白いりゅう 黒いりゅう/賈芝・孫剣冰・編 君島久子・訳/岩波書店/1964年
りゅうでもとらでもほんもののようにほることができるし、みあげるような立派な建物でもたやしくつくってしまう腕前のヤン名人が、ひとりっ子のチーサンをつれて、故郷にもどるとちゅう、「竜が淵」のそばをとおりました。この「竜が淵」には、いっぴきの黒いりゅうがすんでいました。
黒いりゅうは三年ごとに、六月の二十四日の、黄昏時なると、黒雲をわき起こしとびだします。空は真っ暗になり、はげしい風や雨があれくるい、家を流し、幾百もの田んぼも、みわたすかぎりたいらな砂浜にしてしまうのです。黒いりゅうは、その洪水にのって、あばれながら、大海におどりこみ、山のような大波をおこして、船をひっくりかえします。こうしてりゅうは、まる一昼夜あばれまわると、海からもどりながら、またひとあばれして、やっともとの淵にかえっていくのです。
この三年にいちどは襲われる災難のため、パイ族の人びとは、山の上に避難して、草の根や木の皮をたべるおりほかに、どうしようもないのです。洪水がおさまってから、やっと山を下りて、砂にうずまった田んぼを起こし、家を建て直します。
さて、ヤン名人とその子のチーサンが淵近くをとおりかかり、のどがからからにかわいたチーサンは、水をのもうと、銅の子なべを水の中に入れました。その時、黒い雲が水のなかからふきあがり、そのなかから、いっぽんのりゅうの手があらわれて、なべと子どもを、いっしょにつかみ、淵の中へ、ひきずりこんでしまいました。あとには、チーサンのよごれたわらじが、おちていました。
ヤン名人は、黒いりゅうとたたかってやろうと思いましたが、とてもかないそうにありません。ひとりのおばあさんが、泣いていたヤン名人を山の上につれていってくれました。その人々の中にいたアーパオという男の子とアーフォンという女の子が、ヤン名人になつきました。
ヤン名人は、心を込めて、いっぴきのりゅうをほり、それに魂をいれて、淵にはなそうと決心しました。村の人たちの協力で、名人の仕事は、ちゃくちゃくとすすみました。

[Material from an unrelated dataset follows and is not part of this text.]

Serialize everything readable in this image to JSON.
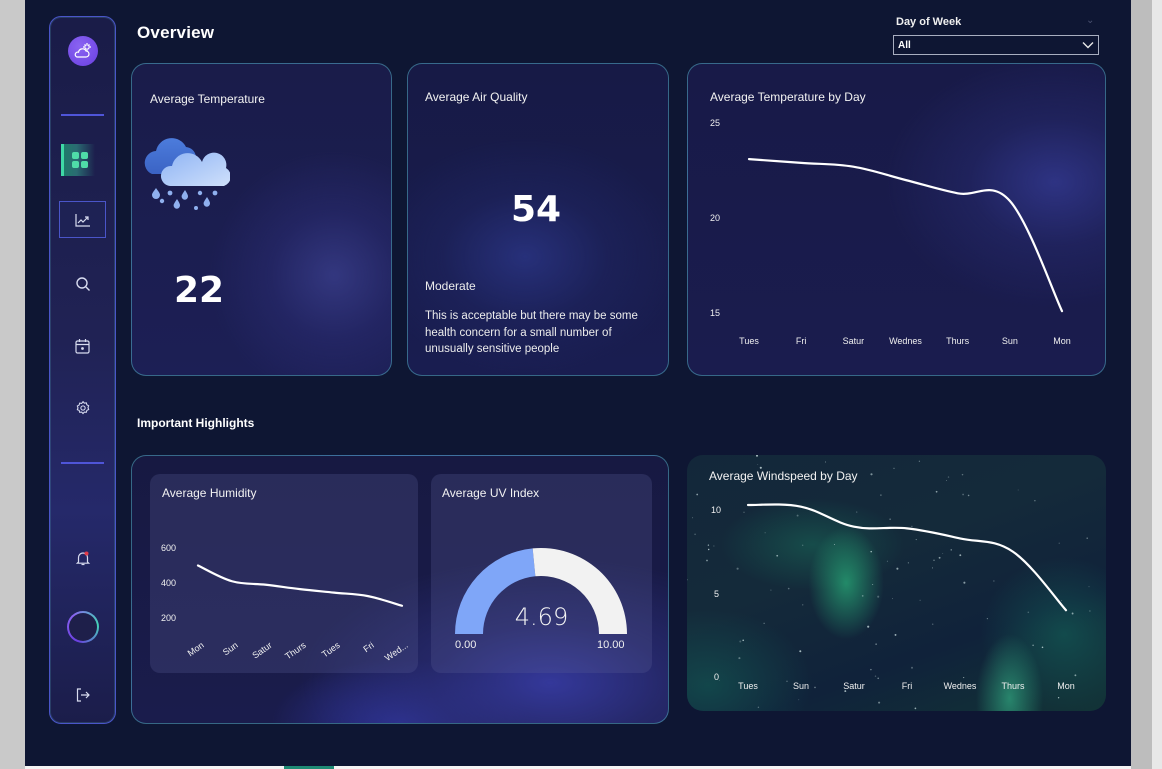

さて六月二十四日のおひるに、ヤン名人は、自分の指を噛んで、血を出すと、その血でりゅうの目や口、心はどをかきいれました。
やがて、嵐の中、空中で二ひきのりゅうが、たたかいをはじめました。
この戦いは、黒いりゅうの勝利におわりましたが、人々の心には、元気がみなぎってきました。だれもがおそろしがっていた黒いりゅうに、木ぼりのりゅうが、死に物狂いのたたかいをしむけたからでした。
ヤン名人は、なくなったチーチンや人々のためにも、もういちど、黒いりゅうと戦うことを決心しました。ある日、偶然にもあった友だちのかじやから助言をもらい、木のりゅうに鉄の爪、うろこ、牙をつけることにしました。
あくる年の六月二十四日、木のりゅうはできあがりました。大きなりゅうのまわりに、小さなりゅうが、八ぴきならんでいました。黒いりゅうは、九つのりゅうにおいまくられて、海のほうへおしやられてしまいました。このとき、男の子が、大きな白いりゅうにまたがって、八ぴきの小さなりゅうをひきつれ、大空のかなたから、とんでくるのがみえました。その子は、ヤン名人の子チーチンでした。しかしチーチンも九ひきのりゅうも、まっすぐに「竜が淵」の底深く、もぐっていってしまいました。このときから、この淵を「白竜の淵」というようになりました。
かなり長い話で、りゅうをつくっているさいちゅう、黒いりゅうが姿をかえて、ヤン名人にちかづき、仕事の邪魔をする場面もあります。
お話し会で聞いたことがあるのですが、こんなに長い話だったことにびっくり。